Clrm-14. open-label, multinational, multicenter, phase 3b/4 study of trastuzumab deruxtecan (t-dxd) in patients with or without baseline brain metastasis (bm) with previously treated advanced/metastatic human epidermal growth factor receptor 2–positive breast cancer (her2+ bc): destiny-breast12

Abstract BACKGROUND Despite treatment advances, up to 50% of patients with advanced HER2+ BC develop BM (Zimmer. Cancer Rep. 2020). Patients with HER2+ BC with BM have a worse prognosis than patients without BM. In DESTINY-Breast01, T-DXd demonstrated efficacy in the overall population and preliminary efficacy in a subgroup with stable BM, with a confirmed objective response rate (ORR) of 61.4% and an extracranial confirmed ORR by independent central review (ICR) of 58.3%, median progression-free survival (PFS) of 19.4 and 18.1 mo, and median duration of response (DOR) of 20.8 and 16.9 mo (Modi. Cancer Res. 2021; Jerusalem. Ann Oncol. 2020). Here we describe a trial evaluating T-DXd in patients with previously treated advanced/metastatic HER2+ BC ±BM. DESIGN DESTINY-Breast12 (NCT04739761) is an open-label, multicenter, international (86 sites in the US, Europe, Australia, and Japan), phase 3b/4 study assessing T-DXd 5.4 mg/kg q3w efficacy and safety in patients with previously treated advanced/metastatic HER2+ BC ±BM that progressed with ≥1 prior anti-HER2–based regimen and received ≤2 lines of therapy in the metastatic setting (excluding patients with prior tucatinib).

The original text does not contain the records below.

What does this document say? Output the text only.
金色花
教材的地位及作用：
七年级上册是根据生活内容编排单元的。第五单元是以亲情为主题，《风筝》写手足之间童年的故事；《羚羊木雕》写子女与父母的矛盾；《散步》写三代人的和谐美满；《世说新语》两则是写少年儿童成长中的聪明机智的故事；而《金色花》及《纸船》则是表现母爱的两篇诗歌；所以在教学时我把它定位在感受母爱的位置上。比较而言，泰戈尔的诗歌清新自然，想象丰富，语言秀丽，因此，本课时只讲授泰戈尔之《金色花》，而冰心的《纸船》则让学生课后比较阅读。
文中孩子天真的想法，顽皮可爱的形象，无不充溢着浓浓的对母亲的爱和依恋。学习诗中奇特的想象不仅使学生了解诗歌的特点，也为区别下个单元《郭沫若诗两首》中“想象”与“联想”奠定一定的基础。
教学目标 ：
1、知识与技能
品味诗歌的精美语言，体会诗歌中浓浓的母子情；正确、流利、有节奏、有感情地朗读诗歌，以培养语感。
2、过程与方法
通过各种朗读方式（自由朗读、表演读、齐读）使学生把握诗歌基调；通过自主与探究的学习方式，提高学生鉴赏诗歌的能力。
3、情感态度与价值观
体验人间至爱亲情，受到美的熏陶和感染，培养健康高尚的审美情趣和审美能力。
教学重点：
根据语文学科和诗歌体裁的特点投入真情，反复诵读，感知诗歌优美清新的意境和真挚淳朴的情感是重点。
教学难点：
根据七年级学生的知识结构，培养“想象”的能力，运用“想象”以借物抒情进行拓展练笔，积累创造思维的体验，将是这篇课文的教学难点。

Patients (n=250/cohort) will be enrolled in cohort 1 (−BM at baseline) or 2 (+BM at baseline). BM must be untreated and not needing immediate local therapy or previously treated and stable or progressing. Primary endpoints are ORR (cohort 1) and PFS (cohort 2) (both by RECIST version 1.1 per ICR). Secondary endpoints are OS, DOR, time to progression, duration of subsequent therapy, PFS2, safety, and changes in symptoms, functioning, and QOL in both cohorts; incidence of new symptomatic CNS metastasis (CNSM) in cohort 1; and ORR and CNS ORR by RECIST 1.1 per ICR, CNS PFS and DOR, and time to new CNSM in cohort 2. This is an encore; the original presentation will be at The European Society for Medical Oncology 2021.